MCA is a dimension reduction procedure that can be used to represent distances among high dimensional vectors in a low-dimensional space, such as 2-dimensional plane. Using the MCA plots, one typically tries to interpret what each axis represents and evaluates relationships among the categories of different variables based on the distance among their representations on the graph. The MCA plot based on the first two dimensions, which explain ~54% of the total variation in the data, is provided in Figure 3. Elements of the plot are as follows. For a rhythmicity algorithm *a*, a normalization method *n* and a rhythmicity category *r* (*r* = 1 if genes are declared as rhythmic and *r* = 0 if genes are declared as non-rhythmic), we plotted 3 × 8 × 2 categories denoted by *a*_*n*_*r*. Then, we averaged the expression values of those genes that are declared as rhythmic (or non-rhythmic) under all normalizations strategies, i.e., those with *r* = 1 (or *r* = 0) for all strategies under a given algorithm, and overlaid these averaged profiles on the plot. For algorithm *a*, the averaged profile of rhythmic genes is denoted by *a*_*Av*_1 and the averaged profile of non-rhythmic one is denoted by *a*_*Av*_0. Furthermore, we also overlaid on this plot six figures *G*_{1}, *G*_{2}, …, *G*_{6} (as defined in inset table in Figure 3) representing patterns of those probe sets that are unanimously declared as either rhythmic or non-rhythmic by all normalization methods within a given algorithm. For example, *G*_{1} (*Cyclic*) is a pattern of all probe sets that are declared as rhythmic by all normalization methods and all three algorithms. On the other hand, *G*_{2} (*Quasi Cyclic*) is a pattern of all probe sets that are declared as rhythmic by all normalization methods using ORIOS but not rhythmic under all normalizations methods when using JTK or RAIN. Since genes declared as rhythmic by JTK algorithm are also declared as rhythmic by RAIN algorithm, therefore we are describing only six patterns *G*_{1}, *G*_{2}, …, *G*_{6} and not eight patterns as one might expect.

**Figure 3.** Multiple Correspondence Analysis factor map for the different gene profiles under all normalizations and algorithms considered, together with the averaged rhythmic and non-rhythmic profiles for each algorithm and the six gene patterns defined in the table. The Figure exposes the relationship between the first axis and rhythmicity (with rhythmic genes on the right hand side), and how the second axis separates the different detection algorithms.

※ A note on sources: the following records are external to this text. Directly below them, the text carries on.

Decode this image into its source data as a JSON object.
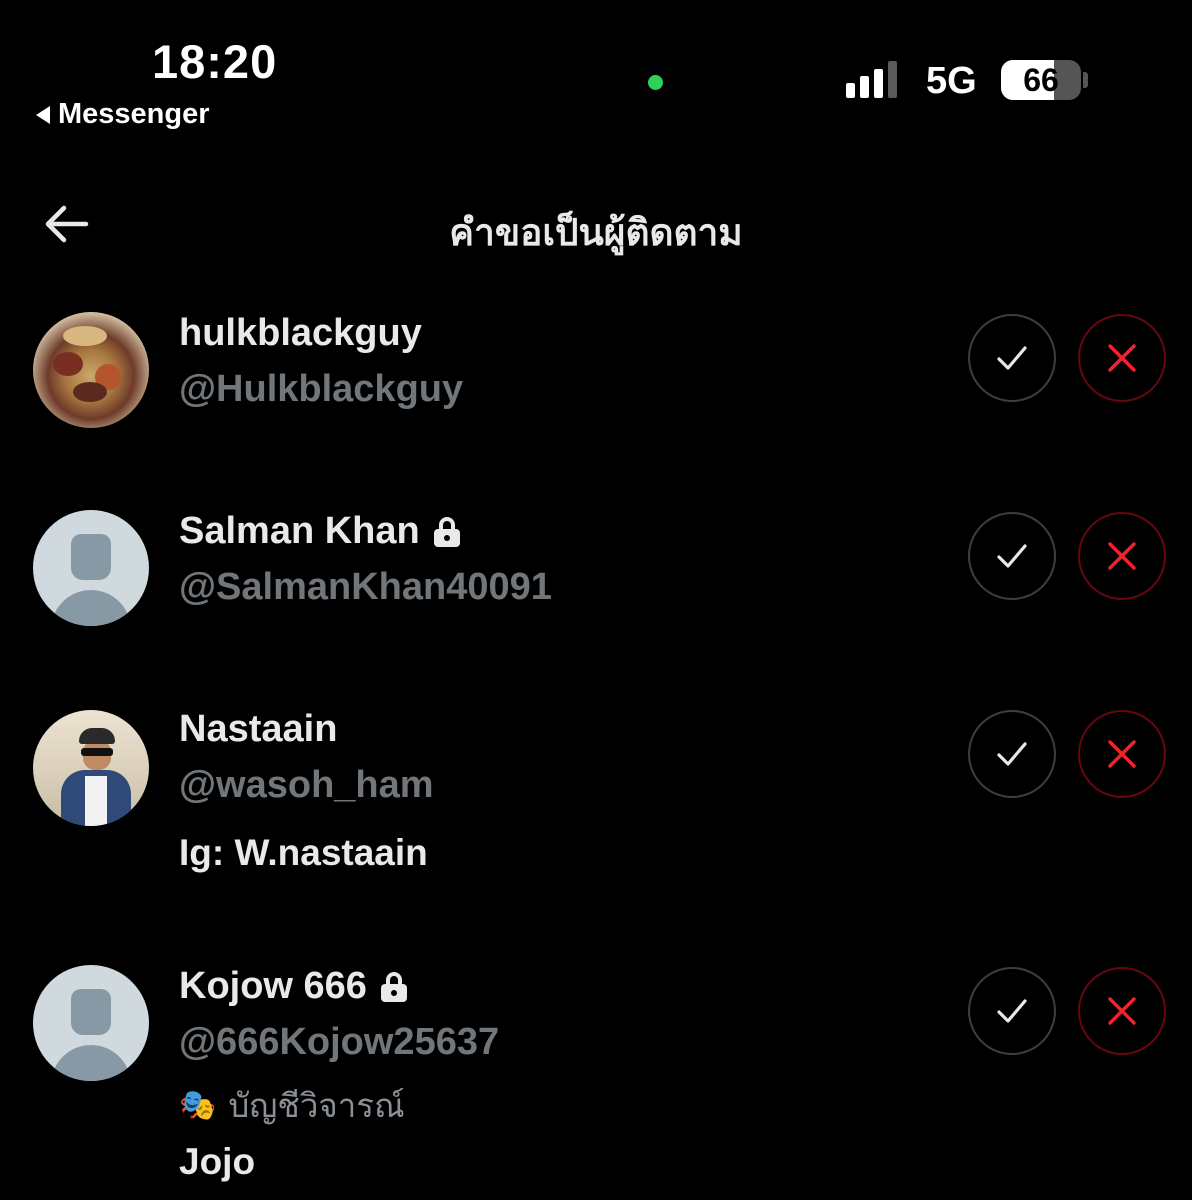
{
  "status_bar": {
    "time": "18:20",
    "back_app": "Messenger",
    "network": "5G",
    "battery": "66",
    "battery_level": 0.66,
    "signal_bars": 3
  },
  "header": {
    "title": "คำขอเป็นผู้ติดตาม",
    "back_icon": "back-arrow-icon"
  },
  "colors": {
    "background": "#000000",
    "primary_text": "#e7e9ea",
    "secondary_text": "#71767b",
    "accept_border": "#3a3f44",
    "reject_border": "#67070f",
    "reject_icon": "#f4212e",
    "status_dot": "#30d158"
  },
  "requests": [
    {
      "name": "hulkblackguy",
      "handle": "@Hulkblackguy",
      "protected": false,
      "avatar": "food-photo"
    },
    {
      "name": "Salman Khan",
      "handle": "@SalmanKhan40091",
      "protected": true,
      "avatar": "default-avatar"
    },
    {
      "name": "Nastaain",
      "handle": "@wasoh_ham",
      "bio": "Ig: W.nastaain",
      "protected": false,
      "avatar": "person-photo"
    },
    {
      "name": "Kojow 666",
      "handle": "@666Kojow25637",
      "label": "บัญชีวิจารณ์",
      "bio": "Jojo",
      "protected": true,
      "avatar": "default-avatar"
    }
  ],
  "actions": {
    "accept_icon": "check-icon",
    "reject_icon": "x-icon"
  }
}
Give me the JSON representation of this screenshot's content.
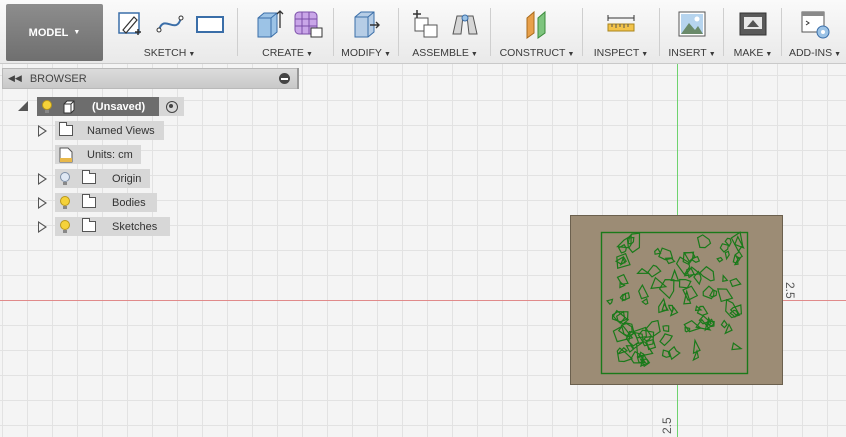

In Figure 3, we interpret horizontal axis (Dim1) as the axis describing rhythmicity because all *a*_*n*_1 appear on the right hand side and almost all *a*_*n*_0 appear on the left hand side of the graph. Using *G*_{1}, *G*_{2}, …, *G*_{6}, we see that Dim1 separates rhythmicity (Cyclic-shaped patterns) against non-rhythmicity (Flat-shaped patterns). Furthermore, it is interesting to note that rhythmic-shaped patterns (Cyclic, Quasi Cyclic, and Asymmetric) identified by ORIOS are located in the upper portion of the first quadrant of the MCA plot and the third quadrant exclusively consists of non-rhythmic patterns identified by ORIOS. Thus the first and the third quadrants of MCA plot appear to distinguish ORIOS from the others. The vertical axis (Dim2) may be interpreted as the axis drawing distinctions between ORIOS and RAIN algorithms. Lastly, it is clear from the MCA plot that ORIOS normalization methods are less separated than JTK or RAIN, i.e., rhythmic (and non-rhythmic) groups are more compact when using ORIOS, which is one more reason, in addition to the results provided in Larriba et al. (2016), to prefer ORIOS as the algorithm for detecting rhythmic genes.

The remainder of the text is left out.